Are Britain’s pollution levels really a public health emergency?

By Paul Homewood

Following yesterday’s piece on air pollution, it is worth revisiting the Telegraph article from 2017 by Dr Michael Fitzpatrick:

As somebody who groped his way to school through winter smogs in Sheffield in the 1950s and 1960s, I have always been sceptical about the claims of environmental campaigners that air pollution in British cities is now reaching critical levels of toxicity. I recall playing football on pitches where neither goal was visible from the halfway line. No doubt any therapeutic benefits of exercise were outweighed by the damage to our youthful lungs.

Yet recent headlines proclaim that our children are being exposed to illegal levels of toxic air, and London mayor Sadiq Khan has declared a public health emergency in the capital. The mayor quotes epidemiological studies claiming that 9,000 Londoners are dying prematurely every year because of poor air quality. Estimates of national fatalities have increased from 40,000 to 60,000 per year.

It is worth recalling that the Great Smog of December 1952, widely regarded as an environmental catastrophe, killed only 4,000 people in London.
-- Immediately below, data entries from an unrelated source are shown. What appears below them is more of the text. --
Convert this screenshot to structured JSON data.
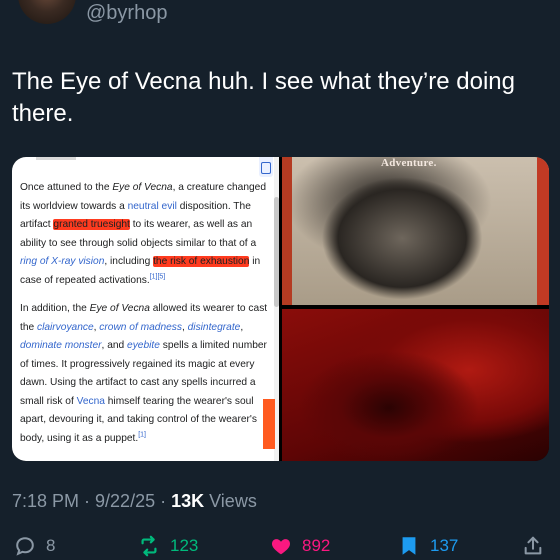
{
  "author": {
    "handle": "@byrhop"
  },
  "tweet": {
    "text": "The Eye of Vecna huh. I see what they’re doing there."
  },
  "media": {
    "doc": {
      "p1": {
        "t1": "Once attuned to the ",
        "eye": "Eye of Vecna",
        "t2": ", a creature changed its worldview towards a ",
        "neutral_evil": "neutral evil",
        "t3": " disposition. The artifact ",
        "hl1": "granted truesight",
        "t4": " to its wearer, as well as an ability to see through solid objects similar to that of a ",
        "ring": "ring of X-ray vision",
        "t5": ", including ",
        "hl2": "the risk of exhaustion",
        "t6": " in case of repeated activations.",
        "ref": "[1][5]"
      },
      "p2": {
        "t1": "In addition, the ",
        "eye": "Eye of Vecna",
        "t2": " allowed its wearer to cast the ",
        "clair": "clairvoyance",
        "c1": ", ",
        "crown": "crown of madness",
        "c2": ", ",
        "disint": "disintegrate",
        "c3": ", ",
        "dominate": "dominate monster",
        "t3": ", and ",
        "eyebite": "eyebite",
        "t4": " spells a limited number of times. It progressively regained its magic at every dawn. Using the artifact to cast any spells incurred a small risk of ",
        "vecna": "Vecna",
        "t5": " himself tearing the wearer's soul apart, devouring it, and taking control of the wearer's body, using it as a puppet.",
        "ref": "[1]"
      }
    },
    "poster_text": "Adventure."
  },
  "meta": {
    "time": "7:18 PM · 9/22/25 · ",
    "views_count": "13K",
    "views_label": " Views"
  },
  "actions": {
    "replies": "8",
    "reposts": "123",
    "likes": "892",
    "bookmarks": "137"
  },
  "colors": {
    "background": "#15202b",
    "reply": "#8b98a5",
    "repost": "#00ba7c",
    "like": "#f91880",
    "bookmark": "#1d9bf0",
    "highlight": "#ff3b1f"
  },
  "icons": [
    "reply-icon",
    "repost-icon",
    "like-icon",
    "bookmark-icon",
    "share-icon"
  ]
}
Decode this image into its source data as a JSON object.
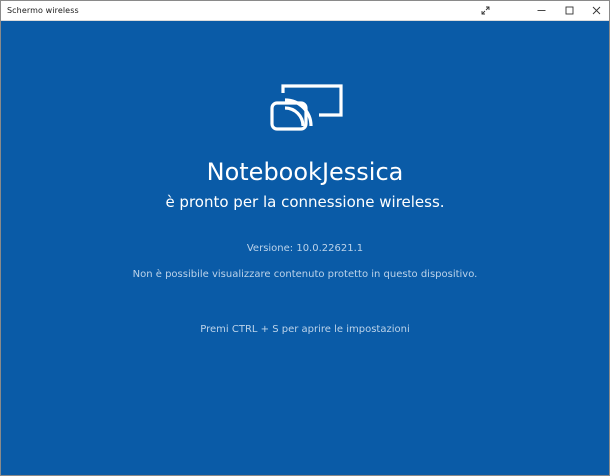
{
  "window": {
    "title": "Schermo wireless"
  },
  "titlebar_buttons": {
    "fullscreen": "expand-icon",
    "minimize": "minimize-icon",
    "maximize": "maximize-icon",
    "close": "close-icon"
  },
  "main": {
    "icon": "cast-screen-icon",
    "device_name": "NotebookJessica",
    "ready_text": "è pronto per la connessione wireless.",
    "version": "Versione: 10.0.22621.1",
    "protected_notice": "Non è possibile visualizzare contenuto protetto in questo dispositivo.",
    "settings_hint": "Premi CTRL + S per aprire le impostazioni"
  },
  "colors": {
    "background": "#0a5ba7",
    "primary_text": "#ffffff",
    "secondary_text": "#bcd3ea"
  }
}
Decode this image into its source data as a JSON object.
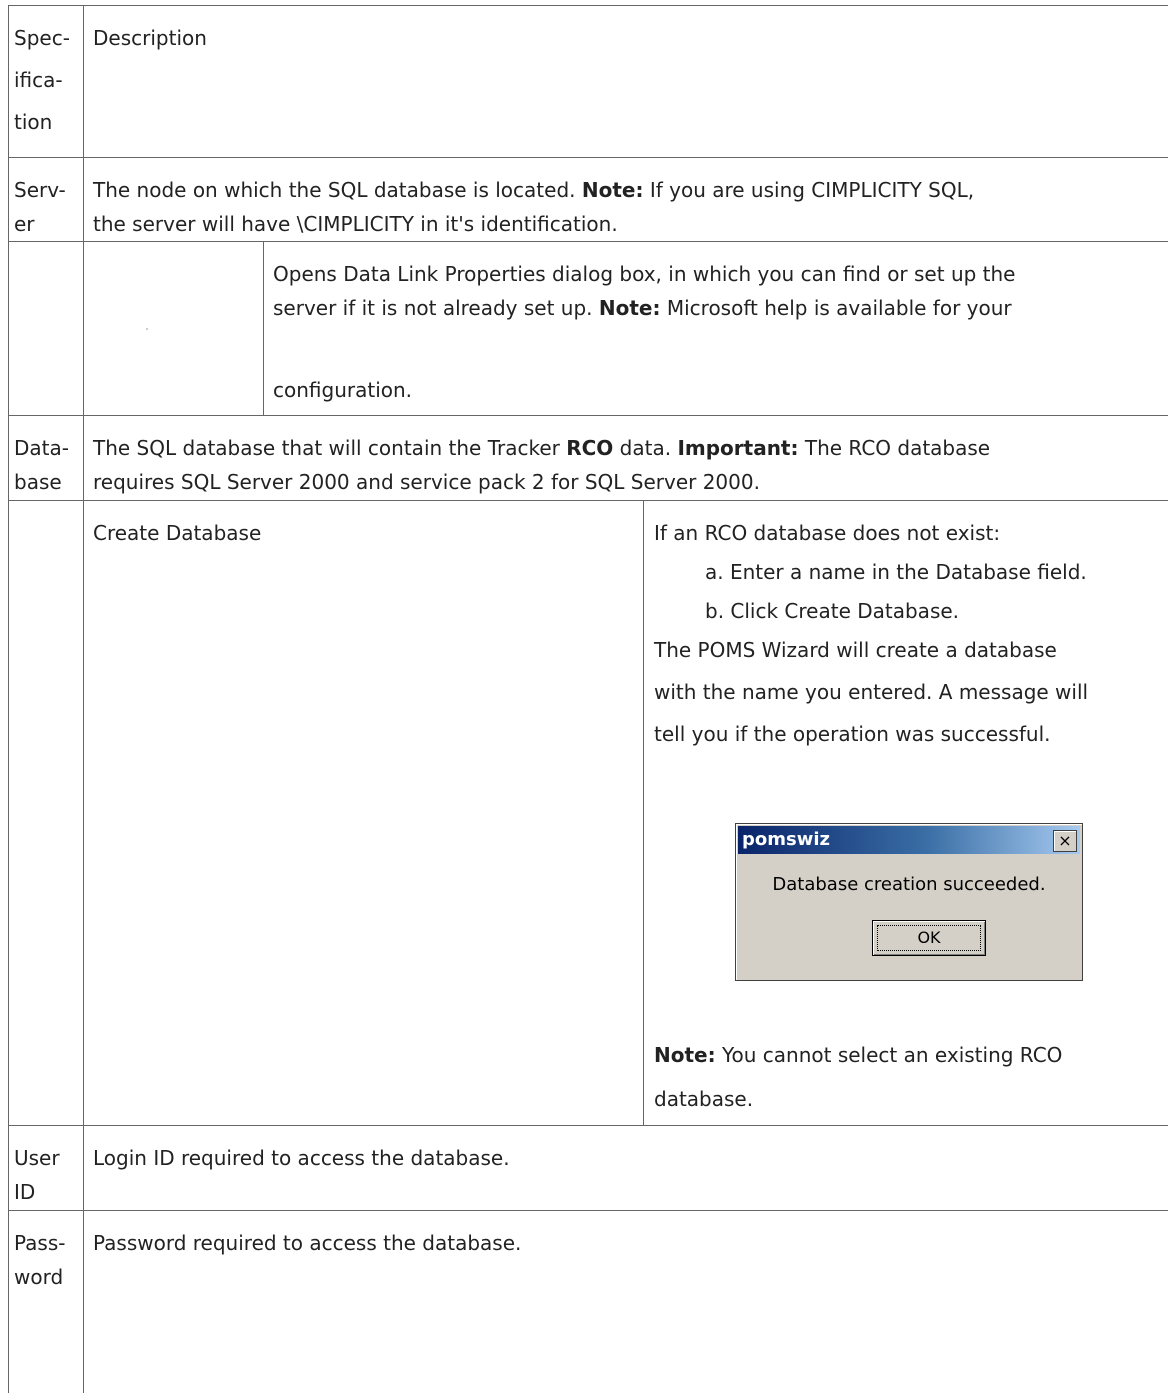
{
  "header": {
    "col1_lines": [
      "Spec-",
      "ifica-",
      "tion"
    ],
    "col2": "Description"
  },
  "server": {
    "spec_lines": [
      "Serv-",
      "er"
    ],
    "desc_line1_prefix": "The node on which the SQL database is located. ",
    "desc_note_label": "Note:",
    "desc_line1_suffix": " If you are using CIMPLICITY SQL,",
    "desc_line2": "the server will have \\CIMPLICITY in it's identification."
  },
  "server_button_row": {
    "line1": "Opens Data Link Properties dialog box, in which you can find or set up the",
    "line2_prefix": "server if it is not already set up. ",
    "line2_note_label": "Note:",
    "line2_suffix": " Microsoft help is available for your",
    "line3": "configuration."
  },
  "database": {
    "spec_lines": [
      "Data-",
      "base"
    ],
    "line1_prefix": "The SQL database that will contain the Tracker ",
    "line1_bold": "RCO",
    "line1_mid": " data. ",
    "line1_important_label": "Important:",
    "line1_suffix": " The RCO database",
    "line2": "requires SQL Server 2000 and service pack 2 for SQL Server 2000."
  },
  "create_database": {
    "label": "Create Database",
    "intro": "If an RCO database does not exist:",
    "steps": [
      "a. Enter a name in the Database field.",
      "b. Click Create Database."
    ],
    "result_lines": [
      "The POMS Wizard will create a database",
      "with the name you entered. A message will",
      "tell you if the operation was successful."
    ],
    "dialog": {
      "title": "pomswiz",
      "close_glyph": "×",
      "message": "Database creation succeeded.",
      "ok_label": "OK"
    },
    "note_label": "Note:",
    "note_line1": " You cannot select an existing RCO",
    "note_line2": "database."
  },
  "user_id": {
    "spec_lines": [
      "User",
      "ID"
    ],
    "desc": "Login ID required to access the database."
  },
  "password": {
    "spec_lines": [
      "Pass-",
      "word"
    ],
    "desc": "Password required to access the database."
  }
}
Can it really be true that air pollution is now killing more than twice that number every year in the capital, and ten to 15 times as many nationwide?

Well, no. On closer inspection, it turns out that these are not actual deaths, but estimates, produced by mathematical modelling, of the number of premature deaths attributable to air pollution

The figures are derived from calculations of the “years of life” lost across the whole population resulting from the increased risks associated with particular pollutants. According to Cambridge statistician professor David Spiegelhalter, another way of presenting the same statistics would be to state that the average loss of life expectancy over the whole adult population is… three days.

It is true that the character of air pollution has changed. Whereas we inhaled soot and sulphur oxides resulting from burning coal, our children are now inhaling particulates and nitrogen oxides, partly because of the last Labour government’s “green” incentive to switch to diesel cars.

But levels of both particulates and nitrogen oxides have been falling steadily for decades – they are now about a quarter of what they were in 1970. It is also worth noting that air pollution in London is about one eighth of that in Delhi, a quarter of that in Beijing, and lower than that in Paris.

In the words of Brighton respiratory physician Anthony Frew, who served on the original Royal College of Physicians working party on air pollution, the claim of 9,000 deaths in London is a “zombie statistic – however much you try to kill it, it comes back and it’s simply not true”.